Les croyances et les amulettes

Les amulettes (Kutunak) qui étaient utilisée contre le mal du regard (begizko) étaient de plusieurs types.
A Amezketa (Gipuzkoa), on accrochait au cou des bébés une petite bourse avec, à l'intérieur, une piécette, un morceau de charbon, un morceau de céleri et un morceau du cordon ombilical.
A Zeanuri (Bizkaye), on mettait des excrément de poule et du charbon.
A Zegama (Gipuzkoa), on dit que le diable s'approcha d'un bébé mais celui-ci portant son amulette accrochée au cou le diable, voyant qu'il avait une petite bourse dit :
"Je ne peux m'approcher de cette épreuve et ce céleri".
D'autre types d'amulettes étaient faites de verre ou corail et avaient la forme de poing (geste contre les sorcières), griffe de blaireau, petites pierres ou boules de verre (contre les dureté de poitrine).
Sortzen denak hiltzea zor
Celui qui naît est redevable de la mort.
Il y a toujours eu en Pays basque un respect particulier et profond pour les défunts comme le prouvent de nombreuses vieilles traditions. Lorsque quelqu'un agonisait dans une maison, on appelait tout d'abord le premier voisin, celui de la première maison de droite sur le chemin de l'église. Le curé et le médecin venaient également, appelés par ce voisin. Dans certains villages, si l'agonie se prolongeait, on soulevait une tuile de la toiture, pensant qu'ainsi, on facilitait la sortie de l'âme de son corps.
Après la mort, le voisin le plus proche appelait les parents et ce même voisin ou quelqu'un de la maison, annonçait le décès aux animaux et plus particulièrement aux abeilles. (Rapelons que les abeilles étaient des animaux sacrés pour les basques et on dit "mort" lorsqu'elles meurent au lieu de "perdu" (galdu) pour la mort des animaux en général). Le corps était transporté à l'église par un chemin spécial qu'avait chaque maison. On ne pouvait utiliser les chemins communaux, seulement celui là, même s'il était mauvais et plus long. Ce chemin portait divers noms : chemin de l'église (Elizabide), des défunts (Gorputzbide)…
Chaque maison possédait sa fosse dans le cimetière. Du XIIIe au XIXe siècle, celle-ci se trouvait à l'intérieur de l'église, au même endroit que le banc de la maison (Jarleku). Plus tard on a étendu ces fosses à l'extérieur comme on peut le voir aujourd'hui encore, surtout dans le Nord du pays.

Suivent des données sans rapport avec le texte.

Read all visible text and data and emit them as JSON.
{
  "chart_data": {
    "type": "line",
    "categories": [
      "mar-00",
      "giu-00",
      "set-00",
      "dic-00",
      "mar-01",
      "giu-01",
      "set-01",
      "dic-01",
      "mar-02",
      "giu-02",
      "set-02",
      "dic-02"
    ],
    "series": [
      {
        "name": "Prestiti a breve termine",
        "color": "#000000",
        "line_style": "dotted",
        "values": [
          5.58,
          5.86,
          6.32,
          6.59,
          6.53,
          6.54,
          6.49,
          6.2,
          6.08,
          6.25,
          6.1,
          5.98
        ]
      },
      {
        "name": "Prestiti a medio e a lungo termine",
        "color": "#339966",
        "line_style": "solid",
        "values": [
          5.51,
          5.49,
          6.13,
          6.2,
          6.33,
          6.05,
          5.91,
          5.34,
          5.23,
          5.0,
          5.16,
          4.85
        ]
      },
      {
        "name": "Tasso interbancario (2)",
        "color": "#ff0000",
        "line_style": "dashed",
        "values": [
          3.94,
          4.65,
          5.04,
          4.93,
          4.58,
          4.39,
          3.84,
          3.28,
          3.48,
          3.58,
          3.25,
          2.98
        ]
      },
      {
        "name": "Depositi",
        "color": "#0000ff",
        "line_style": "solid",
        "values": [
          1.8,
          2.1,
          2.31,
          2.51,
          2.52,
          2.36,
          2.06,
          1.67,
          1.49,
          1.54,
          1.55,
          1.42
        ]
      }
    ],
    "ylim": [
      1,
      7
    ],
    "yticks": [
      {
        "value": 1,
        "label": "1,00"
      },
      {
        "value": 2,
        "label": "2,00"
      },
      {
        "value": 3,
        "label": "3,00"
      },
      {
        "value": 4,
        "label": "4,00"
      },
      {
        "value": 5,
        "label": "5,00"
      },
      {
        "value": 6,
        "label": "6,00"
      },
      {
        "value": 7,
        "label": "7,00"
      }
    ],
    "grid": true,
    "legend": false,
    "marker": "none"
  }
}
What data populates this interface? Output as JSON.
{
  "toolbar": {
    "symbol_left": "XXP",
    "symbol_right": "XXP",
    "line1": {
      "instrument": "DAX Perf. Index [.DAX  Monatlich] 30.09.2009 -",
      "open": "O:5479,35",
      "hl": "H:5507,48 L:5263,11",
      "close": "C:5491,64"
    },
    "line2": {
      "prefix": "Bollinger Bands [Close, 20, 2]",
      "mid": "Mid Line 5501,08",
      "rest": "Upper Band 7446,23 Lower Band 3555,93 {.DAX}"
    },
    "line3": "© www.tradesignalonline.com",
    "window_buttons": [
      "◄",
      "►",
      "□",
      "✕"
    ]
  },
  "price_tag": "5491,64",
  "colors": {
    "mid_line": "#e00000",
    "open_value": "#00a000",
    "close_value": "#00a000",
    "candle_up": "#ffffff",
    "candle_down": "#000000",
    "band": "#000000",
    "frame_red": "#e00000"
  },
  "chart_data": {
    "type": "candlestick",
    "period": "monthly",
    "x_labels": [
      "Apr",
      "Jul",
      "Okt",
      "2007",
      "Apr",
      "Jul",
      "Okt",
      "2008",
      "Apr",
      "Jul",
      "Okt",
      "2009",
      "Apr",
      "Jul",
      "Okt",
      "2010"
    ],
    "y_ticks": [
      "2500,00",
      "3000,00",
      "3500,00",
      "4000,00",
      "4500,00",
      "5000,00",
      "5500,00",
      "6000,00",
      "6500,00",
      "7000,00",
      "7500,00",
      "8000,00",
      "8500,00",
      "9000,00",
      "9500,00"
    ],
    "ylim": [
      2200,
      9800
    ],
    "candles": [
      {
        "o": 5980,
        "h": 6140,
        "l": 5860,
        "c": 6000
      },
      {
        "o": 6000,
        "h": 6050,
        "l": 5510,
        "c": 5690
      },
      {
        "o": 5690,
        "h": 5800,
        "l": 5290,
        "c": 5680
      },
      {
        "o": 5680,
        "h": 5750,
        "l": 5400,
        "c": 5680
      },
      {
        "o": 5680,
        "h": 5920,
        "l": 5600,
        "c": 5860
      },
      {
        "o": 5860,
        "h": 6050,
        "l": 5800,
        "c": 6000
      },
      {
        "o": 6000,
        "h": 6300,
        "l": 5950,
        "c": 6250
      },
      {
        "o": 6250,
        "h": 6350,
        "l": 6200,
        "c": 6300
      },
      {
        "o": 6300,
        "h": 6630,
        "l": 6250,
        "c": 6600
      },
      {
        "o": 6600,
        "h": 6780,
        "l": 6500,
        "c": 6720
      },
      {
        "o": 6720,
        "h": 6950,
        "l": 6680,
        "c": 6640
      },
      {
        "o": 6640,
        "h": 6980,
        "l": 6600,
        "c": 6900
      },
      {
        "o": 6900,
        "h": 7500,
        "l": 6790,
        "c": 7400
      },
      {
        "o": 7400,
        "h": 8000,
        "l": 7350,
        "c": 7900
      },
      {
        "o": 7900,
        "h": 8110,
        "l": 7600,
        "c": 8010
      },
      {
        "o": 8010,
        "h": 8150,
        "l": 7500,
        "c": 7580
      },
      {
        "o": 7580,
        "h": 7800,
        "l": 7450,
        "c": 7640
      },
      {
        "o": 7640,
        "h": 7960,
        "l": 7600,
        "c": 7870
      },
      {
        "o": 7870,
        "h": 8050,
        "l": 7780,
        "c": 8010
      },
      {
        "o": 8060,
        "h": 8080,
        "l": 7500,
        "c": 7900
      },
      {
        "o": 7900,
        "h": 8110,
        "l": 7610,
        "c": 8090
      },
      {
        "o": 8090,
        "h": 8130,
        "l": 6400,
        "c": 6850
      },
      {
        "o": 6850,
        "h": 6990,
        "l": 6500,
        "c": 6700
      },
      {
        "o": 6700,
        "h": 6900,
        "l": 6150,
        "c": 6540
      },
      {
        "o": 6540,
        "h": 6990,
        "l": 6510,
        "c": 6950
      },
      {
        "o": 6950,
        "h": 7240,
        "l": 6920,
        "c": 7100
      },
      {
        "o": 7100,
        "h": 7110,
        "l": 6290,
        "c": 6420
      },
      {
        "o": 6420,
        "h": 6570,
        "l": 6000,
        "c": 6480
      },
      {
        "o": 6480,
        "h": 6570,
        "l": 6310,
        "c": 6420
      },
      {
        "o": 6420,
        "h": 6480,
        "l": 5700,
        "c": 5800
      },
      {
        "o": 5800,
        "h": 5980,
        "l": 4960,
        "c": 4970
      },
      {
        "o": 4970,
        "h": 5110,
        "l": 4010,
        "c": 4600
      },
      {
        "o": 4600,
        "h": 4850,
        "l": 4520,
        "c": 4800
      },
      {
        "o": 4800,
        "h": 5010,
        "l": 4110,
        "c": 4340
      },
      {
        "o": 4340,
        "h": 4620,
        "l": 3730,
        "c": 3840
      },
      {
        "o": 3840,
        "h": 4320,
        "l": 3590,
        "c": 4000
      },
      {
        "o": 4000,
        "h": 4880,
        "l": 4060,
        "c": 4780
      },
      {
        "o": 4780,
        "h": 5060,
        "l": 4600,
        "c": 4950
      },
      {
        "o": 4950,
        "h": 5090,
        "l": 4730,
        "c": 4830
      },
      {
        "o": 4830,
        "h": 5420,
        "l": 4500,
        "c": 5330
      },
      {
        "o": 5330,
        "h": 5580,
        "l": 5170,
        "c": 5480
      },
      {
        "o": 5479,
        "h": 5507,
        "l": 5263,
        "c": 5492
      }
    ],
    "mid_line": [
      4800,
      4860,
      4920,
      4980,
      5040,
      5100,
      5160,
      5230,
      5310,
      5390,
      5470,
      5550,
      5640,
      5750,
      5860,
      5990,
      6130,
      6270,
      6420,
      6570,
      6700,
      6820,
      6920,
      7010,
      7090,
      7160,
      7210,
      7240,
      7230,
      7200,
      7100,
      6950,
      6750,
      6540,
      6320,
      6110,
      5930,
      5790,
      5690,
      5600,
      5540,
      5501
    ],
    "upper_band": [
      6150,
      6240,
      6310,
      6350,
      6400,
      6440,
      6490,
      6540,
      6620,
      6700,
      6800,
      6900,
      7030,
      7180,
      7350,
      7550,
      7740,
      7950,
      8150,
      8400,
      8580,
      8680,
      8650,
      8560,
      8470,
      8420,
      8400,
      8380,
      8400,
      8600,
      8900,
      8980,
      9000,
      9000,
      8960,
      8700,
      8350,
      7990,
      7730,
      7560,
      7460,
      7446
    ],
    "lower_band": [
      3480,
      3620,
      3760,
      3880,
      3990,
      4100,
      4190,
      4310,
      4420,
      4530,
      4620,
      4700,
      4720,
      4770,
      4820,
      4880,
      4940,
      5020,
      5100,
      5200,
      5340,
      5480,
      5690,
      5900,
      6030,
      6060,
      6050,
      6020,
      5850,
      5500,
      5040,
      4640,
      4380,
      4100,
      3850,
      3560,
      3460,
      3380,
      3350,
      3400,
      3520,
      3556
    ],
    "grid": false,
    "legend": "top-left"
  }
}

Dans beaucoup d'endroits, les nouveau-nés morts sans avoir été baptisé s'enterraient au bas de la maison ou dans le jardin. On faisait de la sorte dans La Rioja (Alaba), Licq (Soule), Uharte (Navarre), Kortezubi (Bizkaye), Aretxabaleta (Gipuzkoa), Sare (Labourd)… Le fort lien qui existait entre la maison (etxe), le chemin des défunts et le cimetière montre que la maison a aussi été un lieu d'enterrement. Pour cela, la maison et le lieu d'enterrement étaient inséparables et liés et se transmettaient aux successeurs.
Dans d'autres endroits, après le mariage de l'héritier, les nouveaux époux devaient porter des présents à la sépulture de la maison. De ce fait, le conjoint venu de l'extérieur entrait dans la maison avant ses morts.
Durant la messe des défunts, la maîtresse de maison faisait quelques offrandes dans son banc d'église (jarleku). Egalement, comme offrande, on brûlait le matelas du défunt (à l'époque il était de paille) dans le premier croisement du chemin en prononçant une prière et arrosant le feu d'eau bénite.
De ce fait, si quelqu'un passait dans le chemin, sachant que dans la maison voisine quelqu'un était décédé, récitait aussi une prière pour son âme.
Après les funérailles et l'enterrement les parents et invités allaient à la maison du défunt (dans certains villages tous ceux qui étaient à l'église) pour célébrer le banquet funéraire. Pendant le repas un parent louait la figure du mort et ensuite, calmement, passait le temps et l'ambiance allait souriant pour finir par des rires et des blagues entre tous les participants.
Le fait que le défunt puisse apparaître occasionnellement était une croyance répandue. Cette apparition pouvait prendre plusieurs formes : lumières, ombres, sons etc. Dans ces cas, on demandait ce qu'il souhaitait et sa demande accomplie il ne réapparaissait plus.